Disorders

Research Grant - 2024

Research Category: Neuromuscular incl. Muscular Dystrophies, Myopathies & Neuropathies

Dr Antonia Carroll was the recipient of Brain Foundation grant funding in 2024

Neuromuscular incl. Muscular Dystrophies, Myopathies & Neuropathies

Neuromuscular incl. Muscular Dystrophies, Myopathies & Neuropathies
18F-Florbetaben PET-CT in Peripheral Nerve Amyloidosis: a pilot study
Dr Antonia Carroll
Brain and Mind Centre
Co-Investigators : Dr Georgios Angelis, Dr Fiona Kwok

Watch Dr Antonia Carroll accept the research grant award and hear a bit about the project.

Project Summary:

Amyloid neuropathies (AN) are a growing group of debilitating peripheral nerve disorders, resulting in weakness, sensory disturbance, pain and functional impairment for patients. AN are frequently misdiagnosed, in up to 61% of cases, leading to delays in diagnosis, accumulated disability and side effects from inappropriate treatments. Recently advances in targeted treatments have dramatically improved life expectancy in amyloidosis, making early diagnosis essential. Typically, the diagnosis of AN requires a tissue biopsy. However, diagnosis is made difficult in isolated nerve disease by the patchy deposition of nerve amyloidosis, such that standard sural nerve biopsy has a sensitivity of only 30%. As a result, clinicians are often unable to definitively confirm amyloidosis and hence are unable to provide targeted treatments. 
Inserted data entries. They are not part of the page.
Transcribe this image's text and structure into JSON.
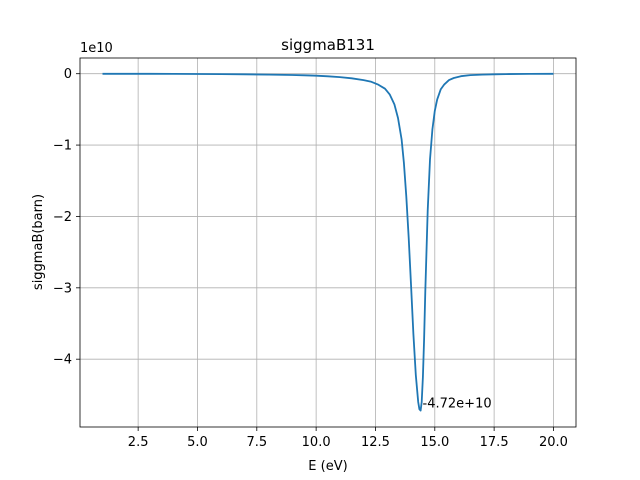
{
  "chart_data": {
    "type": "line",
    "title": "siggmaB131",
    "xlabel": "E (eV)",
    "ylabel": "siggmaB(barn)",
    "offset_label": "1e10",
    "xlim": [
      0.05,
      20.95
    ],
    "ylim": [
      -4.95,
      0.22
    ],
    "xticks": [
      2.5,
      5.0,
      7.5,
      10.0,
      12.5,
      15.0,
      17.5,
      20.0
    ],
    "xtick_labels": [
      "2.5",
      "5.0",
      "7.5",
      "10.0",
      "12.5",
      "15.0",
      "17.5",
      "20.0"
    ],
    "yticks": [
      0,
      -1,
      -2,
      -3,
      -4
    ],
    "ytick_labels": [
      "0",
      "−1",
      "−2",
      "−3",
      "−4"
    ],
    "grid": true,
    "series": [
      {
        "color": "#1f77b4",
        "x": [
          1.0,
          2.0,
          3.0,
          4.0,
          5.0,
          6.0,
          7.0,
          8.0,
          9.0,
          9.5,
          10.0,
          10.5,
          11.0,
          11.5,
          12.0,
          12.3,
          12.6,
          12.9,
          13.1,
          13.3,
          13.45,
          13.6,
          13.7,
          13.8,
          13.9,
          14.0,
          14.1,
          14.2,
          14.3,
          14.35,
          14.4,
          14.45,
          14.5,
          14.55,
          14.6,
          14.7,
          14.8,
          14.9,
          15.0,
          15.1,
          15.25,
          15.4,
          15.6,
          15.8,
          16.1,
          16.5,
          17.0,
          17.5,
          18.0,
          19.0,
          20.0
        ],
        "y": [
          -0.001,
          -0.0015,
          -0.002,
          -0.003,
          -0.004,
          -0.006,
          -0.008,
          -0.012,
          -0.018,
          -0.022,
          -0.028,
          -0.036,
          -0.048,
          -0.065,
          -0.09,
          -0.11,
          -0.15,
          -0.21,
          -0.29,
          -0.43,
          -0.62,
          -0.92,
          -1.25,
          -1.72,
          -2.3,
          -2.98,
          -3.65,
          -4.22,
          -4.6,
          -4.7,
          -4.72,
          -4.6,
          -4.25,
          -3.72,
          -3.05,
          -1.92,
          -1.2,
          -0.78,
          -0.52,
          -0.36,
          -0.22,
          -0.15,
          -0.09,
          -0.06,
          -0.035,
          -0.02,
          -0.012,
          -0.008,
          -0.006,
          -0.003,
          -0.002
        ]
      }
    ],
    "annotations": [
      {
        "text": "-4.72e+10",
        "x": 14.4,
        "y": -4.72
      }
    ]
  }
}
Amyloid PET-CT scans have emerged as a useful imaging modality to identify amyloid deposits in Alzheimer’s disease, and in the heart in systemic amyloidosis. However, the utility in peripheral nerve amyloidosis has not yet been systematically studied. This pilot study aims to leverage the novel imaging capabilities available at the Australian National Total Body PET Facility to identify if Amyloid PET-CT can detect peripheral nerve amyloidosis, and systemic uptake, in different populations with systemic amyloidosis, including groups with typical length-dependent neuropathy, plexopathy and small fibre and autonomic neuropathy. Concurrently, we will evaluate whole body amyloid deposition, and correlate this with existing amyloid staging tests. We aim to generate a global amyloid burden score, a potential future clinical trial endpoint, and will correlate this with current amyloid grading scores. Positive identification of amyloid deposits, will allow for imaging-targeted biopsy, thereby confirming this challenging diagnosis and allowing clinicians to prescribe targeted therapies.